Y entonces, ella entró sin anunciarse, como siempre. Llevaba esa camisa de mangas largas que usaba contra el sol, y su cabello oscuro suelto, un torbellino que desafiaba peines, pero que él adoraba por su rebeldía. Era pequeña, sí, pero con una presencia que movía el aire. Caminaba como si la ciudad la meciera a su ritmo.
Él la miró. Algo cedió, o tal vez se lo imaginó. El suelo, al parecer, también.
Sintió que su centro se inclinaba hacia ella, como si su cuerpo olvidara las leyes del equilibrio. La cucharilla en su taza tintineó sola. ¿Era su pulso… o era el mundo?
El vaso vibró. La lámpara osciló. Sus rodillas flaquearon. No supo si era amor o falla tectónica.
Ella se acercó al mostrador, pidió un café con un “por favor” tan suave que hizo sonrojar al barista. Sonrió al tomar la taza, y el universo pareció plegarse en torno a su gesto. Las ventanas zumbaron, un cuadro se torció, un cliente dejó caer su teléfono. Él, convencido, pensó: claro, todo cede a su paso magnético.

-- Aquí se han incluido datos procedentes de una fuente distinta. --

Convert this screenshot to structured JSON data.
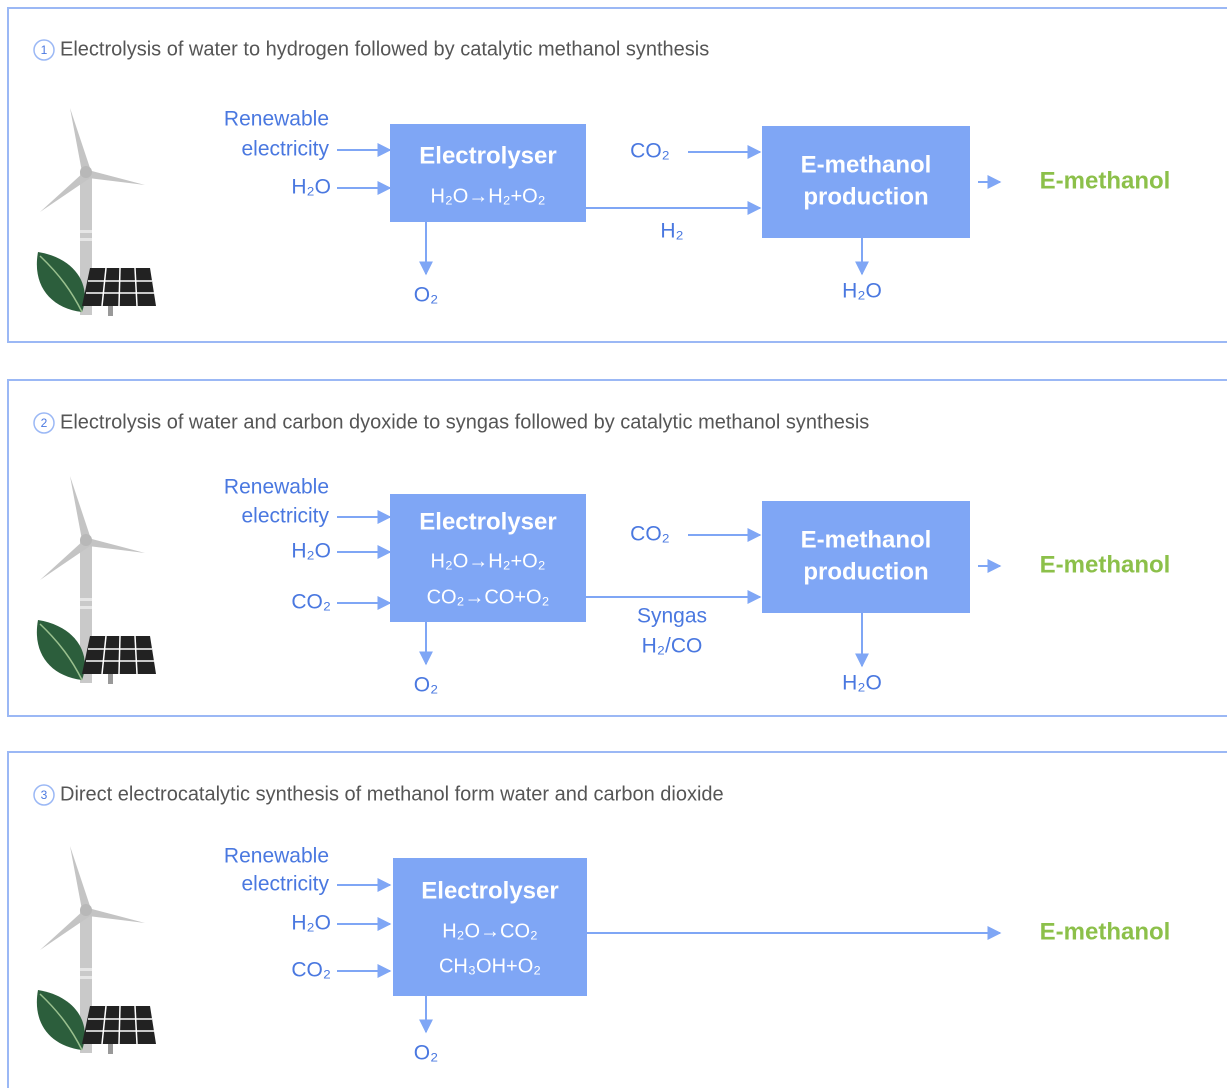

La mesa se agitó. Una taza rodó. Y aún así él creyó que era su propio pulso, hasta que un grito lo alcanzó desde lejos: “¡temblor!”. Pero apenas lo registró; seguía atrapado en esos ojos que guardaban un secreto del universo.
Ella permaneció quieta. Sostuvo la taza con calma, frunciendo apenas el ceño, como si aquel terremoto fuera un rompecabezas menor. Luego, sin apuro, caminó hacia la puerta. No corría. No temblaba. Solo giró el rostro hacia él, fugazmente, y en ese instante todo volvió a sacudirse dentro de él.
La siguió con la mirada, embobado, arrullándola hasta que cruzó el umbral, suspendido en una nube tibia, con el mundo vibrando como una sinfonía invisible.
Un vaso se quebró a su lado y, por fin, la realidad lo abofeteó. “¡Mierda, está temblando!”, exclamó, recordando de golpe el café, el caos, el peligro. Se lanzó hacia la salida, chocando con una mesa, el corazón aún enredado en ella, pero los pies, al fin, huyendo con los demás.